"Gökyüzü gibi şey şu çocukluk, hiçbir yere gitmiyor." diyen Edip Cansever ne kadar haklı… Yıllar da geçse ağacın kökünden beslenmesi gibi geçmişin buram buram tüten hatıralarına sarılır insan. Bir yere gitmek bir yerlerden gelmekle sıkı bir bağ içindedir çünkü. Hele bir de darbe sonrası yolunuz sürgünlüğe düşmüşse, doğup büyüdüğünüz toprakların imgesi, silueti hiç terk etmez sizi. Kökünden koparılmaktır sürgünlük. Hep kendi toprağınıza dönmek, yaşamın iki yakasını geçmişte bütünleştirmek istersiniz.

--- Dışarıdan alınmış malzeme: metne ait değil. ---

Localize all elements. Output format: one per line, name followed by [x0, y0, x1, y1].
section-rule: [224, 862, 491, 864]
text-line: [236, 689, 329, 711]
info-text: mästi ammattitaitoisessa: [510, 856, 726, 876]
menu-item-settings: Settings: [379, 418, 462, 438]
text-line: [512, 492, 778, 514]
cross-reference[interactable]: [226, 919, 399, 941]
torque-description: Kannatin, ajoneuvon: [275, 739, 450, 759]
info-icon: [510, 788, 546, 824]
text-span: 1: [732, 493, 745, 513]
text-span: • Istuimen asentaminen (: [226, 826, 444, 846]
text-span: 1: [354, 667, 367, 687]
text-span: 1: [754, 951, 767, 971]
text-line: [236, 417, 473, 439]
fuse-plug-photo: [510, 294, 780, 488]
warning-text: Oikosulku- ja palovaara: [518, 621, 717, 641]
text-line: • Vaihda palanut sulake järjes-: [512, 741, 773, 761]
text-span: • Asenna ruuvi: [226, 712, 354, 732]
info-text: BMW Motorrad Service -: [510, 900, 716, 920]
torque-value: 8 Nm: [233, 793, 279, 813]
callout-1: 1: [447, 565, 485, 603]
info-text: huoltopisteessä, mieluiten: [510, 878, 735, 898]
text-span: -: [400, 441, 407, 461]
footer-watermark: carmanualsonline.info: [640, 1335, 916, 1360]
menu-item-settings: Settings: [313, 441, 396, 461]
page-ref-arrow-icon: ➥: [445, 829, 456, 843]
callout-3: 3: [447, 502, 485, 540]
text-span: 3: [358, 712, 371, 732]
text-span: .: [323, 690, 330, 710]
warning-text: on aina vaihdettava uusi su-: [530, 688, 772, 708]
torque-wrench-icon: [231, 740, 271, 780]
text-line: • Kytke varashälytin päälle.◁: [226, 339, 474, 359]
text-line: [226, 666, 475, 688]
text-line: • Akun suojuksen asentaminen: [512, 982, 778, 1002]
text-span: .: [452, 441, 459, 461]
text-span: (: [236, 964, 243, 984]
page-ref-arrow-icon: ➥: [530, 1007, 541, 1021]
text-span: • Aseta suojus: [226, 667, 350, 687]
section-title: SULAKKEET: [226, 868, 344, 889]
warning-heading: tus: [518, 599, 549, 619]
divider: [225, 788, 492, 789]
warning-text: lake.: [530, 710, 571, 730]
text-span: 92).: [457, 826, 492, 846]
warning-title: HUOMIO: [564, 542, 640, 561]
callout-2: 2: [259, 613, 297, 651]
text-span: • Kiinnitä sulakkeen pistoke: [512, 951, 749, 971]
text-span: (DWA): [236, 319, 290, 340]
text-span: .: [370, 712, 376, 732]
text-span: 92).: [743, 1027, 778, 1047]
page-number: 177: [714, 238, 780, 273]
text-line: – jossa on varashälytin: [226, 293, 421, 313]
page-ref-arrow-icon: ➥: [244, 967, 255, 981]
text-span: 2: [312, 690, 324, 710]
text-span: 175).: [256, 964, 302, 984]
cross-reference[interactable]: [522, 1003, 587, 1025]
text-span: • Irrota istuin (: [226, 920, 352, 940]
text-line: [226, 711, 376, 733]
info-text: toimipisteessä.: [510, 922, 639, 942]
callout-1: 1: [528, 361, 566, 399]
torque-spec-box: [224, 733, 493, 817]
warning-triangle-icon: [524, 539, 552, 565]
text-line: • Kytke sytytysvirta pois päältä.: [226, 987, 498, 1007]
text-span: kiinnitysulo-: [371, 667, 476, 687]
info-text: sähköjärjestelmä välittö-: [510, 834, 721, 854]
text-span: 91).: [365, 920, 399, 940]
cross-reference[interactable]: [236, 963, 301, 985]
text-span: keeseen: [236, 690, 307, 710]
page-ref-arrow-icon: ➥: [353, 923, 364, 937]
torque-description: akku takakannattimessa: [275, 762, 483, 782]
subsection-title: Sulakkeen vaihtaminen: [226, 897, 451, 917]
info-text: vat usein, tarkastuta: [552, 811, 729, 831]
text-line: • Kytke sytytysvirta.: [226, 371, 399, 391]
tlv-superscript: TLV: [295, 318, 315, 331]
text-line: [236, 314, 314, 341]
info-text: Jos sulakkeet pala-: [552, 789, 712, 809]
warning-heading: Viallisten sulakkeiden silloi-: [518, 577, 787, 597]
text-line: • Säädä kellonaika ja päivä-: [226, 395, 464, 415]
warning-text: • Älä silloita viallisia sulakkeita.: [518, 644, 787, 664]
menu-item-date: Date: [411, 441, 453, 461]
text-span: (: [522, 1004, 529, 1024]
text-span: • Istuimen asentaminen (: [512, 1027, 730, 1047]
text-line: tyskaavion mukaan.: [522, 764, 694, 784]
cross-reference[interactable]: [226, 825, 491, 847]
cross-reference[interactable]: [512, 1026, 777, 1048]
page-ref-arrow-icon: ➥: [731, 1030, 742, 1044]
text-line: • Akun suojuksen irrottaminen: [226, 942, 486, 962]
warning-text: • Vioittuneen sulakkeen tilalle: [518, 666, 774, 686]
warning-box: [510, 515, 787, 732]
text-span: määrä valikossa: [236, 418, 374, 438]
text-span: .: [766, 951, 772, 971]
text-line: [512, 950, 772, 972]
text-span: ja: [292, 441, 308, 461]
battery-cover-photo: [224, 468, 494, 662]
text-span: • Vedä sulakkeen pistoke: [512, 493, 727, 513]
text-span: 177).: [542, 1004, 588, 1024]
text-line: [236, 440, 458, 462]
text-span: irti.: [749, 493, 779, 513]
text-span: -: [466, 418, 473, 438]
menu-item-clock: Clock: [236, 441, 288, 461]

Fadime Senik genç bir anne iken darbe döneminin baskılarına dayanamayıp Londra'ya göç etmek zorunda kalmış bir sürgün. Doğup büyüdüğü Dersim hasreti, yıllar geçtikçe içinde büyüyüp tüm benliğini esir almış.
Eylül Boynunu Bükerdi- "Dersim Hasreti" yazarın otobiyografik denemelerinden oluşuyor. Sürgünlük psikolojisi, yakıp kavuran memleket özlemi, tertele hafızası ve yok olup giden değerler sıcak ve özlem kokan bir dille anlatılıyor kitapta.
Eylül Boynunu Bükerdi- "Dersim Hasreti" sürgün edebiyatının boşluklara seslenen keskin bir çığlığı gibi de okunabilir.